In September 1999 CICA adopted a "Declaration of Principles" that provides an interesting comparison with the Final Document of the 1975 Helsinki Conference. It will soon enter its second stage with the establishment of the Conference on Security and Cooperation in Asia (CSCA). The CSCA does not seek to organize a collective security regime nor to reproduce the Conference/Organization on Security and Cooperation in Europe in the Asian theater. However, it is a forum where over a dozen states as geographically far-flung as Israel and China will have the opportunity to discuss problems and organizational mechanisms to assure security in all domains.
The CICA initiative has already spun off a number of issue-specific formations. One of these is the Shanghai Forum (previously the "Shanghai-5").

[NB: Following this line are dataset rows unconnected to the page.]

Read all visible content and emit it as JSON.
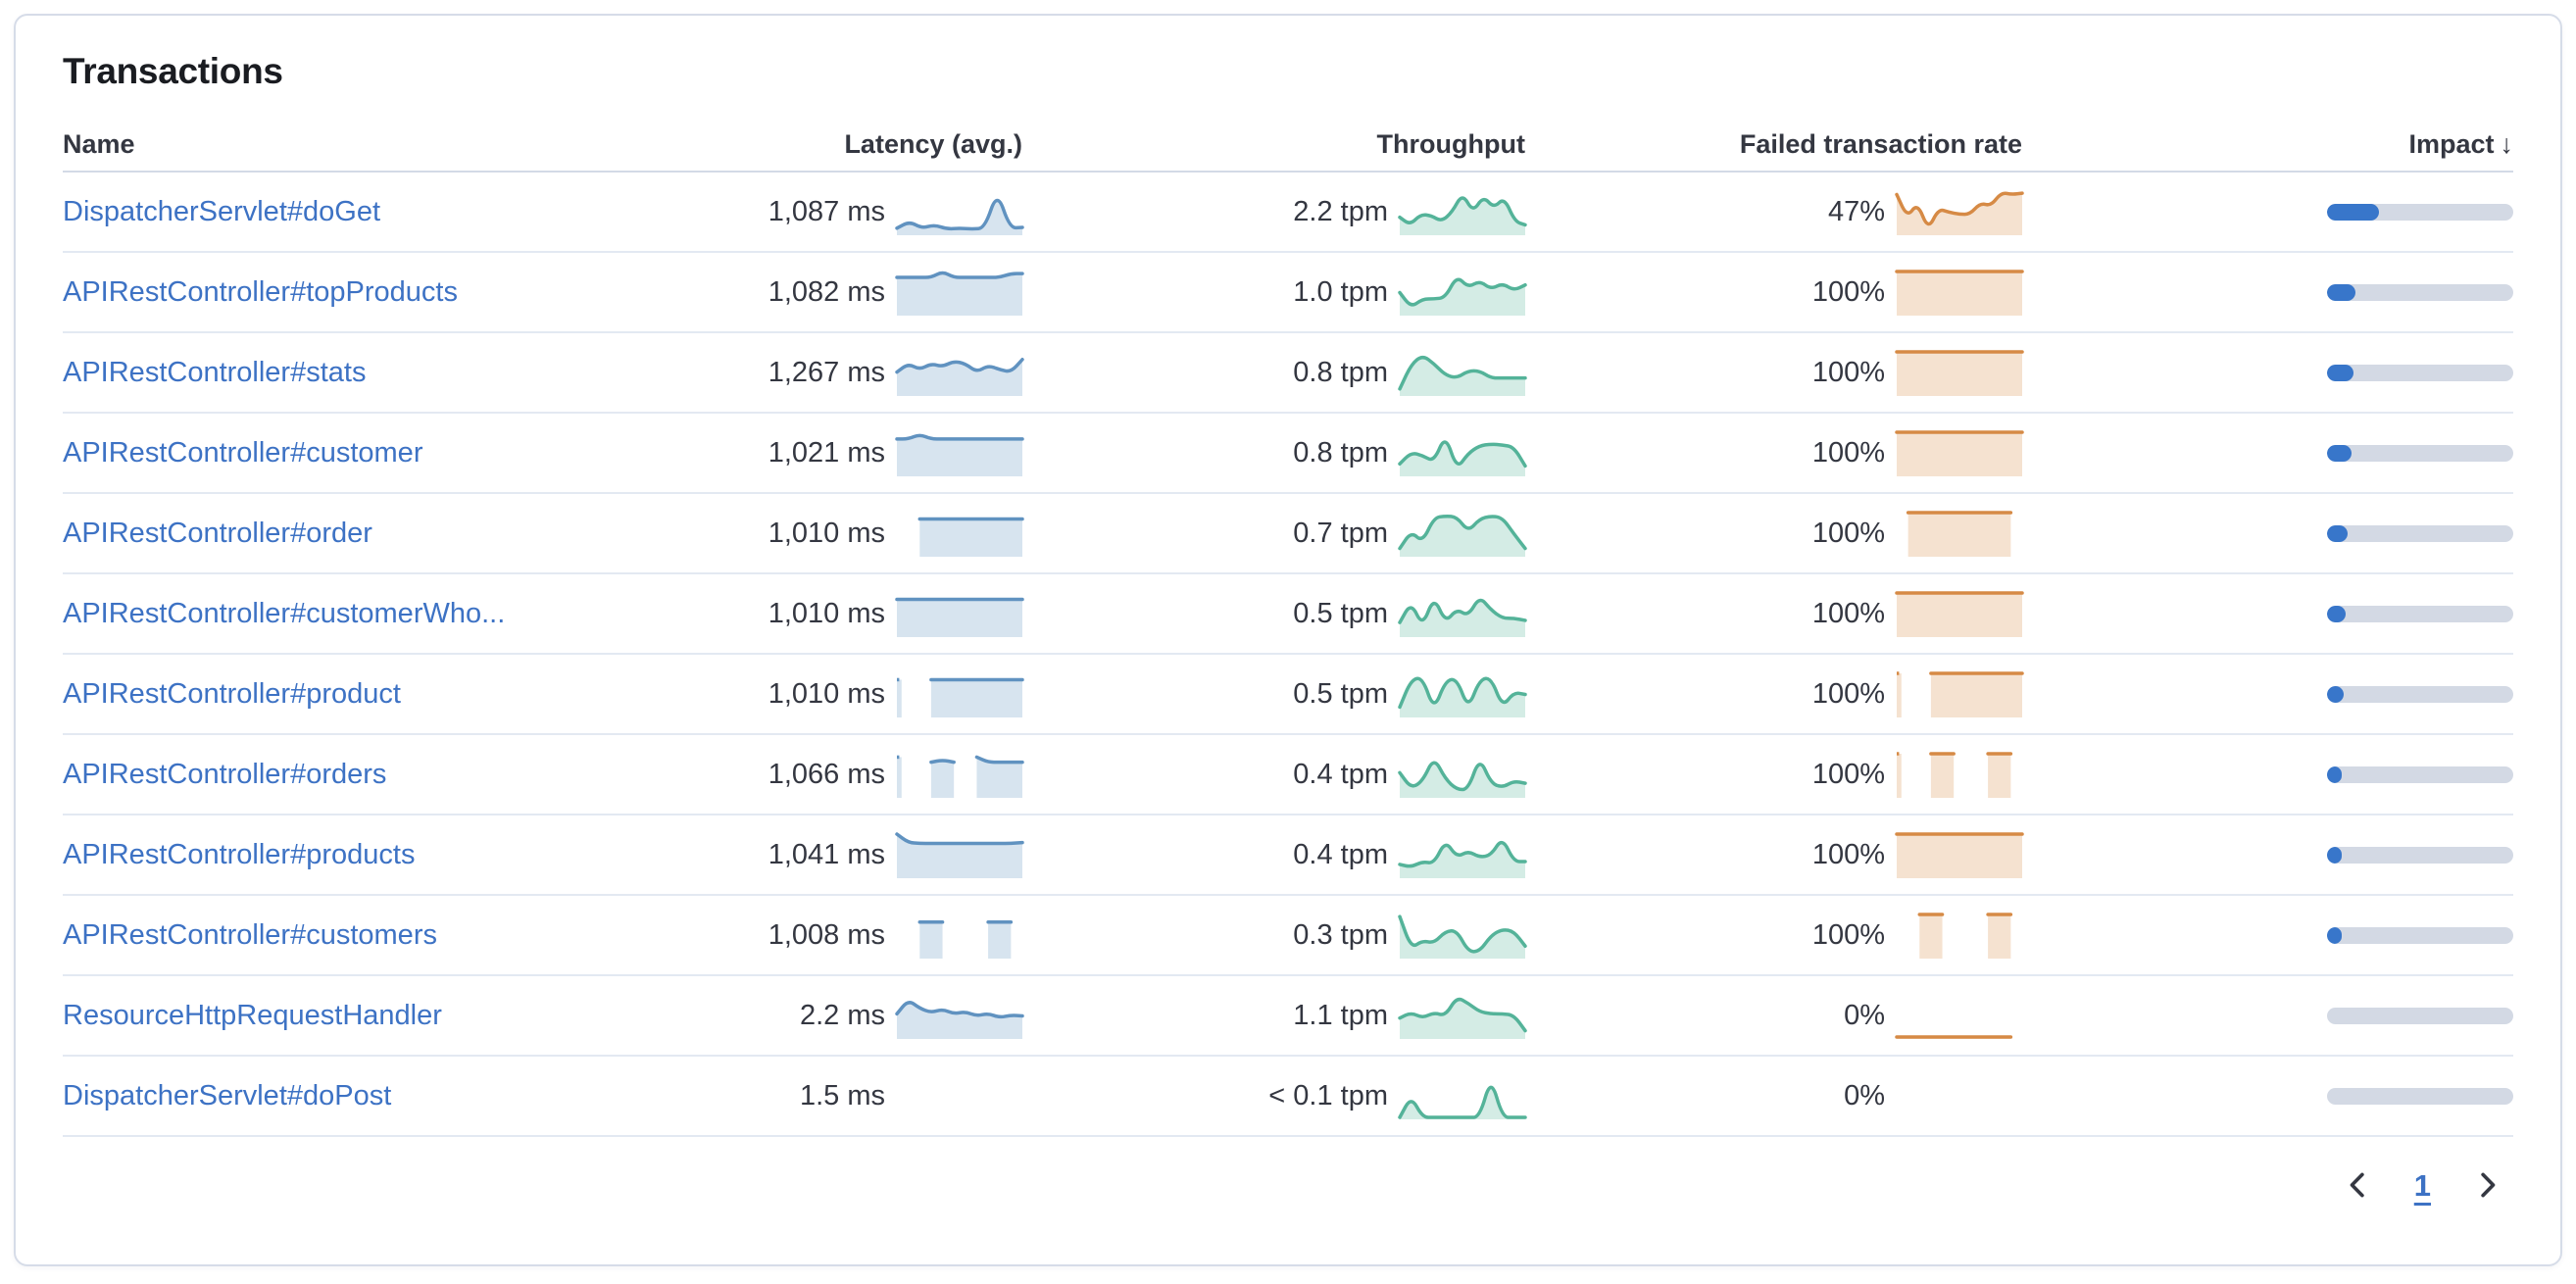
{
  "card": {
    "title": "Transactions"
  },
  "icons": {
    "sort_desc": "↓",
    "prev": "chevron-left-icon",
    "next": "chevron-right-icon"
  },
  "colors": {
    "link": "#3d72c4",
    "latency_line": "#6092c0",
    "throughput_line": "#54b399",
    "failed_line": "#d68a45",
    "impact_fill": "#3876ca",
    "impact_track": "#d3d9e4"
  },
  "pagination": {
    "page": "1"
  },
  "table": {
    "columns": [
      {
        "key": "name",
        "label": "Name"
      },
      {
        "key": "latency",
        "label": "Latency (avg.)"
      },
      {
        "key": "throughput",
        "label": "Throughput"
      },
      {
        "key": "failed",
        "label": "Failed transaction rate"
      },
      {
        "key": "impact",
        "label": "Impact",
        "sorted": "desc"
      }
    ],
    "rows": [
      {
        "name": "DispatcherServlet#doGet",
        "latency": "1,087 ms",
        "throughput": "2.2 tpm",
        "failed_rate": "47%",
        "impact_pct": 28,
        "latency_spark": [
          0.12,
          0.28,
          0.12,
          0.2,
          0.1,
          0.12,
          0.1,
          0.12,
          1.0,
          0.12,
          0.14
        ],
        "throughput_spark": [
          0.38,
          0.2,
          0.45,
          0.42,
          0.28,
          0.5,
          0.95,
          0.5,
          0.88,
          0.6,
          0.85,
          0.28,
          0.2
        ],
        "failed_spark": [
          0.92,
          0.38,
          0.72,
          0.08,
          0.58,
          0.5,
          0.45,
          0.45,
          0.72,
          0.65,
          0.97,
          0.92,
          0.95
        ]
      },
      {
        "name": "APIRestController#topProducts",
        "latency": "1,082 ms",
        "throughput": "1.0 tpm",
        "failed_rate": "100%",
        "impact_pct": 15,
        "latency_spark": [
          0.86,
          0.86,
          0.86,
          0.86,
          1.0,
          0.86,
          0.86,
          0.86,
          0.86,
          0.86,
          0.95,
          0.95
        ],
        "throughput_spark": [
          0.5,
          0.15,
          0.35,
          0.35,
          0.38,
          0.9,
          0.62,
          0.78,
          0.58,
          0.72,
          0.55,
          0.68
        ],
        "failed_spark": [
          1,
          1,
          1,
          1,
          1,
          1,
          1,
          1,
          1,
          1,
          1,
          1
        ]
      },
      {
        "name": "APIRestController#stats",
        "latency": "1,267 ms",
        "throughput": "0.8 tpm",
        "failed_rate": "100%",
        "impact_pct": 14,
        "latency_spark": [
          0.52,
          0.72,
          0.58,
          0.72,
          0.65,
          0.78,
          0.72,
          0.52,
          0.68,
          0.58,
          0.52,
          0.82
        ],
        "throughput_spark": [
          0.12,
          0.7,
          0.92,
          0.72,
          0.45,
          0.38,
          0.55,
          0.55,
          0.38,
          0.38,
          0.38,
          0.38
        ],
        "failed_spark": [
          1,
          1,
          1,
          1,
          1,
          1,
          1,
          1,
          1,
          1,
          1,
          1
        ]
      },
      {
        "name": "APIRestController#customer",
        "latency": "1,021 ms",
        "throughput": "0.8 tpm",
        "failed_rate": "100%",
        "impact_pct": 13,
        "latency_spark": [
          0.84,
          0.84,
          0.95,
          0.84,
          0.84,
          0.84,
          0.84,
          0.84,
          0.84,
          0.84,
          0.84,
          0.84
        ],
        "throughput_spark": [
          0.25,
          0.52,
          0.45,
          0.3,
          0.95,
          0.12,
          0.5,
          0.68,
          0.72,
          0.7,
          0.65,
          0.2
        ],
        "failed_spark": [
          1,
          1,
          1,
          1,
          1,
          1,
          1,
          1,
          1,
          1,
          1,
          1
        ]
      },
      {
        "name": "APIRestController#order",
        "latency": "1,010 ms",
        "throughput": "0.7 tpm",
        "failed_rate": "100%",
        "impact_pct": 11,
        "latency_spark": [
          null,
          null,
          0.85,
          0.85,
          0.85,
          0.85,
          0.85,
          0.85,
          0.85,
          0.85,
          0.85,
          0.85
        ],
        "throughput_spark": [
          0.15,
          0.55,
          0.3,
          0.88,
          0.92,
          0.9,
          0.55,
          0.85,
          0.92,
          0.88,
          0.5,
          0.15
        ],
        "failed_spark": [
          null,
          1,
          1,
          1,
          1,
          1,
          1,
          1,
          1,
          1,
          1,
          null
        ]
      },
      {
        "name": "APIRestController#customerWho...",
        "latency": "1,010 ms",
        "throughput": "0.5 tpm",
        "failed_rate": "100%",
        "impact_pct": 10,
        "latency_spark": [
          0.85,
          0.85,
          0.85,
          0.85,
          0.85,
          0.85,
          0.85,
          0.85,
          0.85,
          0.85,
          0.85,
          0.85
        ],
        "throughput_spark": [
          0.3,
          0.78,
          0.2,
          0.92,
          0.3,
          0.62,
          0.45,
          0.92,
          0.6,
          0.4,
          0.4,
          0.35
        ],
        "failed_spark": [
          1,
          1,
          1,
          1,
          1,
          1,
          1,
          1,
          1,
          1,
          1,
          1
        ]
      },
      {
        "name": "APIRestController#product",
        "latency": "1,010 ms",
        "throughput": "0.5 tpm",
        "failed_rate": "100%",
        "impact_pct": 9,
        "latency_spark": [
          0.85,
          null,
          null,
          0.85,
          0.85,
          0.85,
          0.85,
          0.85,
          0.85,
          0.85,
          0.85,
          0.85
        ],
        "throughput_spark": [
          0.2,
          0.85,
          0.9,
          0.12,
          0.82,
          0.88,
          0.15,
          0.85,
          0.9,
          0.2,
          0.55,
          0.5
        ],
        "failed_spark": [
          1,
          null,
          null,
          1,
          1,
          1,
          1,
          1,
          1,
          1,
          1,
          1
        ]
      },
      {
        "name": "APIRestController#orders",
        "latency": "1,066 ms",
        "throughput": "0.4 tpm",
        "failed_rate": "100%",
        "impact_pct": 8,
        "latency_spark": [
          0.92,
          null,
          null,
          0.8,
          0.85,
          0.8,
          null,
          0.92,
          0.8,
          0.8,
          0.8,
          0.8
        ],
        "throughput_spark": [
          0.55,
          0.18,
          0.35,
          0.92,
          0.4,
          0.15,
          0.15,
          0.92,
          0.3,
          0.2,
          0.35,
          0.3
        ],
        "failed_spark": [
          1,
          null,
          null,
          1,
          1,
          1,
          null,
          null,
          1,
          1,
          1,
          null
        ]
      },
      {
        "name": "APIRestController#products",
        "latency": "1,041 ms",
        "throughput": "0.4 tpm",
        "failed_rate": "100%",
        "impact_pct": 8,
        "latency_spark": [
          1.0,
          0.8,
          0.78,
          0.78,
          0.78,
          0.78,
          0.78,
          0.78,
          0.78,
          0.78,
          0.78,
          0.8
        ],
        "throughput_spark": [
          0.28,
          0.22,
          0.35,
          0.3,
          0.85,
          0.45,
          0.6,
          0.45,
          0.5,
          0.92,
          0.35,
          0.35
        ],
        "failed_spark": [
          1,
          1,
          1,
          1,
          1,
          1,
          1,
          1,
          1,
          1,
          1,
          1
        ]
      },
      {
        "name": "APIRestController#customers",
        "latency": "1,008 ms",
        "throughput": "0.3 tpm",
        "failed_rate": "100%",
        "impact_pct": 7,
        "latency_spark": [
          null,
          null,
          0.82,
          0.82,
          0.82,
          null,
          null,
          null,
          0.82,
          0.82,
          0.82,
          null
        ],
        "throughput_spark": [
          0.95,
          0.2,
          0.38,
          0.32,
          0.6,
          0.62,
          0.12,
          0.12,
          0.5,
          0.65,
          0.6,
          0.25
        ],
        "failed_spark": [
          null,
          null,
          1,
          1,
          1,
          null,
          null,
          null,
          1,
          1,
          1,
          null
        ]
      },
      {
        "name": "ResourceHttpRequestHandler",
        "latency": "2.2 ms",
        "throughput": "1.1 tpm",
        "failed_rate": "0%",
        "impact_pct": 0,
        "latency_spark": [
          0.55,
          0.88,
          0.68,
          0.58,
          0.66,
          0.55,
          0.6,
          0.5,
          0.56,
          0.46,
          0.52,
          0.5
        ],
        "throughput_spark": [
          0.45,
          0.58,
          0.45,
          0.58,
          0.5,
          0.95,
          0.8,
          0.6,
          0.55,
          0.55,
          0.52,
          0.15
        ],
        "failed_spark": [
          0,
          0,
          0,
          0,
          0,
          0,
          0,
          0,
          0,
          0,
          0,
          null
        ]
      },
      {
        "name": "DispatcherServlet#doPost",
        "latency": "1.5 ms",
        "throughput": "< 0.1 tpm",
        "failed_rate": "0%",
        "impact_pct": 0,
        "latency_spark": null,
        "throughput_spark": [
          0,
          0.5,
          0,
          0,
          0,
          0,
          0,
          0,
          0.95,
          0,
          0,
          0
        ],
        "failed_spark": null
      }
    ]
  }
}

Currently, the Shanghai Forum is concerned with Islamic militancy in Central Asia, among other issues of regional concern.
In the mid-1990s, the CICA was one of the principal forums where Russia and China began to formulate their common interests. Lately these common interests have taken the direction of a declared strategic cooperation between Russia and China that is overtly hostile to the principal orientations of U.S. policy both in the region and on the global level. Had the U.S. chosen to participate in CICA in the mid-1990s, it would have had the chance, and the very real possibility, to influence the course of regional cooperation in a more agreeable direction. For Washington to have declined the invitation from Kazakhstan (the host and driving force of the CICA/CSCA) was folly.
For years during the cold war, the U.S. did not have an embassy in Mongolia, although that was a unique and irreproducible listening post for what was happening in Sino-Soviet relations and in Asia generally. Such a mistake should not be repeated. The CICA/CSCA is a potentially valuable diplomatic instrument in the hands of not only its own participants but also the broader international community. It certainly deserves enhanced American attention as well. It is hardly becoming for a bald eagle to hide its head, ostrich-like, in the sand, not the least because covering one's eyes is the easiest way to make certain of being blind-sided.